Le point d’orgue de cette rencontre ? La lecture du communiqué final par la Ministre d’État en charge de l’Environnement, dans une salle à la fois émue et déterminée. D’une voix ferme mais chaleureuse, elle a rappelé la place de la RDC comme véritable « poumon du monde ». Et surtout, elle a livré une phrase qui résonne encore comme une devise : « Protéger la nature, c’est permettre à la nature de nous protéger. Protéger la RDC, c’est préserver l’espoir du monde. » À travers ce plaidoyer puissant, le gouvernement congolais réaffirme sa volonté de concilier développement, conservation et souveraineté. Et le Crédit Bonobo, au-delà de son nom poétique, devient un outil technique, un symbole fédérateur et un possible catalyseur de financements climatiques à venir.

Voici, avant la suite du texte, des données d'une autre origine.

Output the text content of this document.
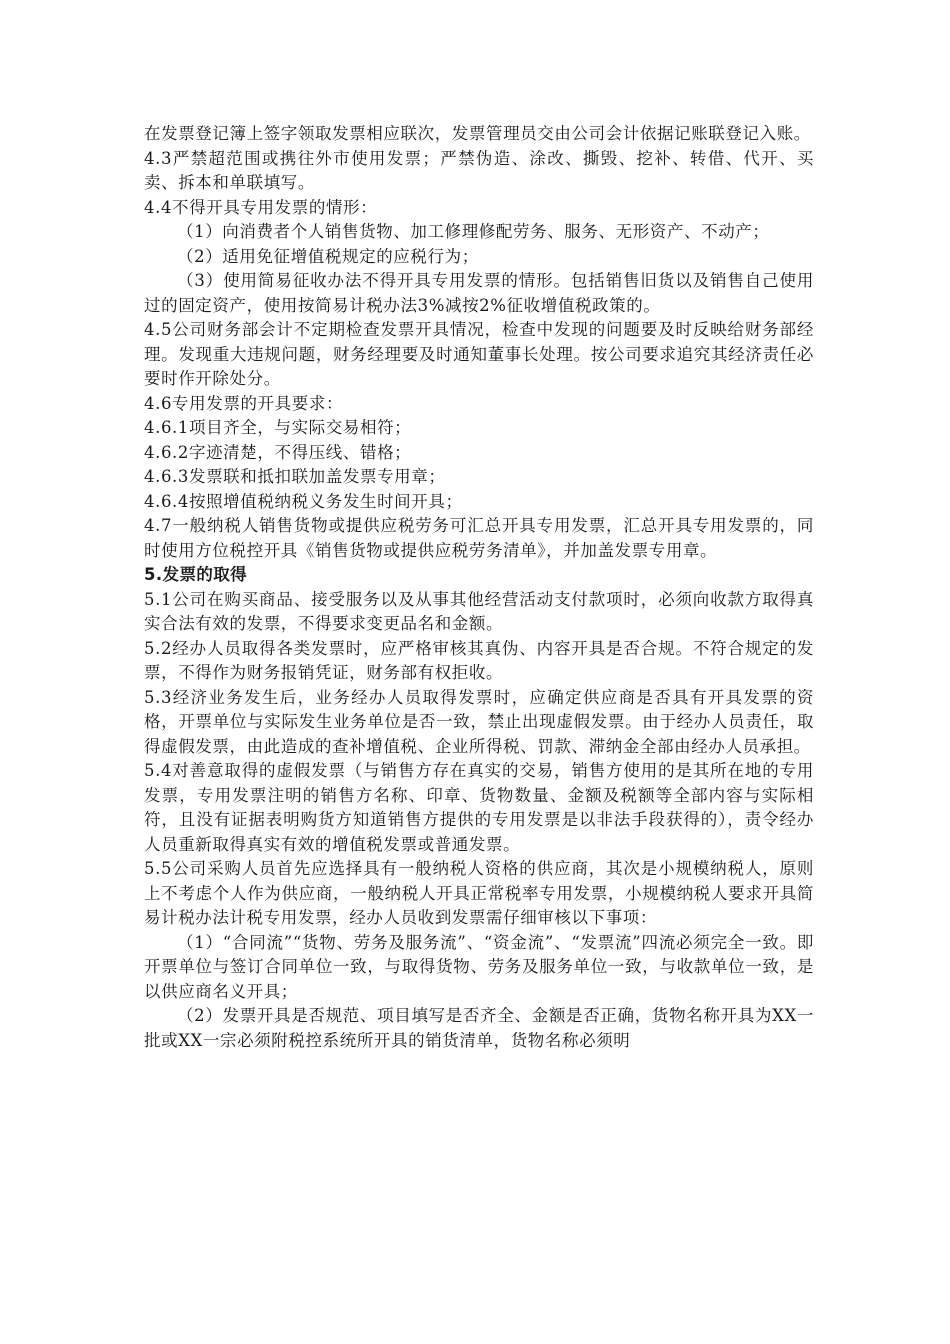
在发票登记簿上签字领取发票相应联次，发票管理员交由公司会计依据记账联登记入账。

4.3严禁超范围或携往外市使用发票；严禁伪造、涂改、撕毁、挖补、转借、代开、买卖、拆本和单联填写。

4.4不得开具专用发票的情形：

（1）向消费者个人销售货物、加工修理修配劳务、服务、无形资产、不动产；

（2）适用免征增值税规定的应税行为；

（3）使用简易征收办法不得开具专用发票的情形。包括销售旧货以及销售自己使用过的固定资产，使用按简易计税办法3%减按2%征收增值税政策的。

4.5公司财务部会计不定期检查发票开具情况，检查中发现的问题要及时反映给财务部经理。发现重大违规问题，财务经理要及时通知董事长处理。按公司要求追究其经济责任必要时作开除处分。

4.6专用发票的开具要求：

4.6.1项目齐全，与实际交易相符；

4.6.2字迹清楚，不得压线、错格；

4.6.3发票联和抵扣联加盖发票专用章；

4.6.4按照增值税纳税义务发生时间开具；

4.7一般纳税人销售货物或提供应税劳务可汇总开具专用发票，汇总开具专用发票的，同时使用方位税控开具《销售货物或提供应税劳务清单》，并加盖发票专用章。

5.发票的取得

5.1公司在购买商品、接受服务以及从事其他经营活动支付款项时，必须向收款方取得真实合法有效的发票，不得要求变更品名和金额。

5.2经办人员取得各类发票时，应严格审核其真伪、内容开具是否合规。不符合规定的发票，不得作为财务报销凭证，财务部有权拒收。

5.3经济业务发生后，业务经办人员取得发票时，应确定供应商是否具有开具发票的资格，开票单位与实际发生业务单位是否一致，禁止出现虚假发票。由于经办人员责任，取得虚假发票，由此造成的查补增值税、企业所得税、罚款、滞纳金全部由经办人员承担。

5.4对善意取得的虚假发票（与销售方存在真实的交易，销售方使用的是其所在地的专用发票，专用发票注明的销售方名称、印章、货物数量、金额及税额等全部内容与实际相符，且没有证据表明购货方知道销售方提供的专用发票是以非法手段获得的），责令经办人员重新取得真实有效的增值税发票或普通发票。

5.5公司采购人员首先应选择具有一般纳税人资格的供应商，其次是小规模纳税人，原则上不考虑个人作为供应商，一般纳税人开具正常税率专用发票，小规模纳税人要求开具简易计税办法计税专用发票，经办人员收到发票需仔细审核以下事项：

（1）“合同流”“货物、劳务及服务流”、“资金流”、“发票流”四流必须完全一致。即开票单位与签订合同单位一致，与取得货物、劳务及服务单位一致，与收款单位一致，是以供应商名义开具；

（2）发票开具是否规范、项目填写是否齐全、金额是否正确，货物名称开具为XX一批或XX一宗必须附税控系统所开具的销货清单，货物名称必须明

Si la feuille de route adoptée reste encore à mettre en œuvre, son architecture est claire : construction d’un cadre légal cohérent, mobilisation des partenaires financiers, inclusion des communautés locales et mise en place de mécanismes de suivi-évaluation robustes. Des termes qui peuvent paraître technocratiques, mais qui, dans le contexte de la RDC, sont les piliers d’une approche réellement transformatrice. Dans les couloirs du centre de conférence à la sortie, quelques échanges entre représentants de l’administration et membres d’ONG se poursuivait. L’un d’eux glisse discrètement : « Ce qu’on vient de poser là, c’est un socle. Si on tient le cap, le Crédit Bonobo pourrait devenir un modèle régional dans les pqys du bassin du congo. »

Rien n’est encore gagné, mais une dynamique est lancée. Pour les bailleurs, les chercheurs, les ONG de conservation et les responsables locaux, c’est désormais le moment de passer de l’intention à l’action. Et pour les bonobos, espèce endémique et vulnérable, c’est peut-être la promesse d’un avenir un peu moins incertain.

Par Deo MALELA

Un commentaire sur « RDC : Clôture de la Table Ronde sur le Crédit Bonobo – Vers une feuille de route innovante pour la conservation de la biodiversité »

  1. Nous saluons cette approche innovante pour la gestion de la biodiversité, le crédit bonobo va encourager les communautés locales et autochtones a préserver davantage les ressources forestières . Pour y arriver ,il faudrait tenir compte des savoirs traditionnels dans le respect des us et coutumes par une gestion communautaire participative.